Pongo el cuadro en su lugar. Salgo. Dejo la casa, mi casa. No puedo aguantar más. Es el peso de todo lo que mi mente ha querido olvidar en tantos años. Me ha llegado ahora, todo de golpe. ¡Ah! La calle. De nuevo la calle. Benevolencia del agua. Cunetas. Llanto. Cielo y mojadura. Vago observando gotas, adoquines, piedra. Pero no me abandona, el recuerdo no me abandona. Quizás nunca debí haber vuelto.

Ahora ya es muy tarde. Porque me atrae. Endemoniadamente me atrae. De nada sirve decir que no, porque diga lo que diga yo sé que ciertamente volveré al húmedo y oscuro portal, a las estancias desoladas, al retrato y su polilla. Porque su conjunto singular es lo que queda de mi vida. Sí, sonrío; melancólico, sonrío; amargado, sonrío. Y de nuevo me propongo regresar a lo que representa un ayer, un santuario, un escalofrío, una eternidad.

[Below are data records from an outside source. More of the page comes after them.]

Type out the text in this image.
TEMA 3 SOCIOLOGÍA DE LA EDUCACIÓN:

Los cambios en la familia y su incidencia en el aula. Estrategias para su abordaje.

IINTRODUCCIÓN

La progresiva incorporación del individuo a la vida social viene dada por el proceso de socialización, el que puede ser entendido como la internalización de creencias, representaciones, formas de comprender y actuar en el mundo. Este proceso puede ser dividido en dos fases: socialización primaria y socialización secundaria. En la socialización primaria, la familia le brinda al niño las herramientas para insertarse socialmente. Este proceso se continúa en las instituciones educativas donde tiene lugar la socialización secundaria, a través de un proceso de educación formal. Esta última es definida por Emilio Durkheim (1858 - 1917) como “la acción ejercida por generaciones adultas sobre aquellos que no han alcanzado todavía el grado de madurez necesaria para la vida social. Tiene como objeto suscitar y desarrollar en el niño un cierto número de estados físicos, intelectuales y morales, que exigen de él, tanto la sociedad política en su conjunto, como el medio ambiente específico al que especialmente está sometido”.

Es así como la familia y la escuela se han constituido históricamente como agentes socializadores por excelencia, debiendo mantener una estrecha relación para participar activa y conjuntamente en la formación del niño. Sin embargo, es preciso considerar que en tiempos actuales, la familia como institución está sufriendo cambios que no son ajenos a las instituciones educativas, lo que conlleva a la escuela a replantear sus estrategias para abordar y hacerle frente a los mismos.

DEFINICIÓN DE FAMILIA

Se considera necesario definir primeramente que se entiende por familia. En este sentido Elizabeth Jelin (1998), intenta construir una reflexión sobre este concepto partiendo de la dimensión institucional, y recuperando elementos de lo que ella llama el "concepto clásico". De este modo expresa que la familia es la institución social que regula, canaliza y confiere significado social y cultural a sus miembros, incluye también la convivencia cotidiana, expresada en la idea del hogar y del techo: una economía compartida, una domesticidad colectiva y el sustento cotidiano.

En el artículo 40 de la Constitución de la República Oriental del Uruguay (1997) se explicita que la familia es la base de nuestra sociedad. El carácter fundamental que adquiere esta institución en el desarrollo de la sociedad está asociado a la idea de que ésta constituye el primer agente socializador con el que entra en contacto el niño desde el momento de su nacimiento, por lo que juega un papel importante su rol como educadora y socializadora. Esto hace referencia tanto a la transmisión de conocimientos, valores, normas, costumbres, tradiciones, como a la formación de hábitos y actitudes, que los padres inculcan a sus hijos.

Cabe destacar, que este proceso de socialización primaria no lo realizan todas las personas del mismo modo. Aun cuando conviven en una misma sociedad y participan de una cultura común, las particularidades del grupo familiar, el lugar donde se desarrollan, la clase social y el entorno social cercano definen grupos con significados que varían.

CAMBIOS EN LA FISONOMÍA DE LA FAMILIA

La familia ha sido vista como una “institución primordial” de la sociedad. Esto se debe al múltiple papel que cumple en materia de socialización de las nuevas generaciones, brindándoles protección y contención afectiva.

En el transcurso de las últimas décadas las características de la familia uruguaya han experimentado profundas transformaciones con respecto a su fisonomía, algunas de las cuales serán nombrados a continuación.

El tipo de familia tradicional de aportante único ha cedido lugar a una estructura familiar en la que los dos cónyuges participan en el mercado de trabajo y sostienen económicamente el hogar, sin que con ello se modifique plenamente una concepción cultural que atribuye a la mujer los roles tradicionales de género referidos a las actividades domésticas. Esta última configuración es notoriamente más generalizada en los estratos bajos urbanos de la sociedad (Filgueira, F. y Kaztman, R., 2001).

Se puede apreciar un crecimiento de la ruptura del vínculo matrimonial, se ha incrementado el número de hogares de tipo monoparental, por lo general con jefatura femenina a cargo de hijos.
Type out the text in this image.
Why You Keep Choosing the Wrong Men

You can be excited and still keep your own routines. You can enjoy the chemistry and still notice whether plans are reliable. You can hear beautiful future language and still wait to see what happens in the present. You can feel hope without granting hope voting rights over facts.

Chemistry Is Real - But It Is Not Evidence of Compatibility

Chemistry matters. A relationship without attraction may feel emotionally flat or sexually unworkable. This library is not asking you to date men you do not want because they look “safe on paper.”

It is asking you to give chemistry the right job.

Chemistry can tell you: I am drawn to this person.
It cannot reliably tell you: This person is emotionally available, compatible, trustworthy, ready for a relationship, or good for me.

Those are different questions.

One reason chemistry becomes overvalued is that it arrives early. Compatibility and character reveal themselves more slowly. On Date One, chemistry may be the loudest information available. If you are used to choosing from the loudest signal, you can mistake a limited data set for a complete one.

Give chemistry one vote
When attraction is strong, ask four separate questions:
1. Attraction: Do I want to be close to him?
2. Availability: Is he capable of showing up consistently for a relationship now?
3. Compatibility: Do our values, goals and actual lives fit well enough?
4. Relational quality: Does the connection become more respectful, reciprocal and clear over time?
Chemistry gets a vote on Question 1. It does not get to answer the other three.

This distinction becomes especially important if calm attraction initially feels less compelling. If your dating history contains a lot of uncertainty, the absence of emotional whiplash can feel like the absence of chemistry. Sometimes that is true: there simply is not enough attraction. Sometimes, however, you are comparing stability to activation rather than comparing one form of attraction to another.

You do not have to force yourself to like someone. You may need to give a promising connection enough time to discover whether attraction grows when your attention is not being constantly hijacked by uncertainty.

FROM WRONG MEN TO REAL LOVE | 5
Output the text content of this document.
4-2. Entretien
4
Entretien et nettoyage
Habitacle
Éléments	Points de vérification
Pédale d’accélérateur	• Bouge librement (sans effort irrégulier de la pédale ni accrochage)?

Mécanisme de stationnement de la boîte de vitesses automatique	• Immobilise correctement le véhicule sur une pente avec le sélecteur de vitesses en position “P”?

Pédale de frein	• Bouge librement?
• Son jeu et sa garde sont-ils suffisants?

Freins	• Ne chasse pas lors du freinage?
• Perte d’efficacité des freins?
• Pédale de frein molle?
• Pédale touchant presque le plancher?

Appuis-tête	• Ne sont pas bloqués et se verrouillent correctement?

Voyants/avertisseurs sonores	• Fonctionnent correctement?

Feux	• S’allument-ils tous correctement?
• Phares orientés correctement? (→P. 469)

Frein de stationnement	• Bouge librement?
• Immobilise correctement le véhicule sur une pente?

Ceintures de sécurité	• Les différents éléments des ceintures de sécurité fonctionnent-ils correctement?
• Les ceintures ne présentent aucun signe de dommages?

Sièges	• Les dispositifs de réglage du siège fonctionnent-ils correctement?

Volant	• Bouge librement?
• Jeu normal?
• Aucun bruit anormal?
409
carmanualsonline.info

Escucho risas otra vez. Todos me habían creído loco al descubrirse la verdad. Pero ellos no habían amado nunca. No sabían. No podían. Jamás lo habrían podido desear. Mi amor había existido porque sí, como una sencilla flor silvestre que brota entre la hierba, como un dolor intenso que sin búsqueda posible, frenéticamente, ataca al decidido músculo del pecho. Era puro. Y siempre en mis oídos resonarán aquellas carcajadas primeras. Las que ella disparó ante mi vista. Nunca podré olvidar aquella bestial reacción de azotar con el látigo de la burla la pobre espalda de un espíritu. Nunca podré olvidar cómo las carcajadas se fueron extinguiendo paulatinamente, hasta enmudecer, convirtiéndose en risilla nerviosa, en seriedad, en temor, en súplica, en llanto, en grito, en alarido, cuando mi cuchillo destrozó su malvado corazón, cuando la sangre afloró a su pecho como la amapola entre los campos, cuando su cuerpo se hundió en la alfombra bordada, cuando su rostro devino albo. Y ahora lo recuerdo. Y recuerdo el calor. El sofoco. Me llevaron. Me trasladaron. La policía se ocupó de mí. La cárcel fue depósito de mis huesos. Y allí no pude olvidar del todo.

Pero aún en el día de hoy no me he arrepentido de lo que otros consideraron un crimen. Aún cuarenta años después, cuando la vejez me ha llegado, cuando la muerte se encuentra cerca y el juicio final se me hace a la vuelta de la esquina, aún hoy no me arrepiento de aquella muerte. Porque todavía recuerdo, como detrás de grisácea cortina lluviosa, sus carcajadas crueles, cuando le dije que me había enamorado perdidamente no de ella, sino de su retrato.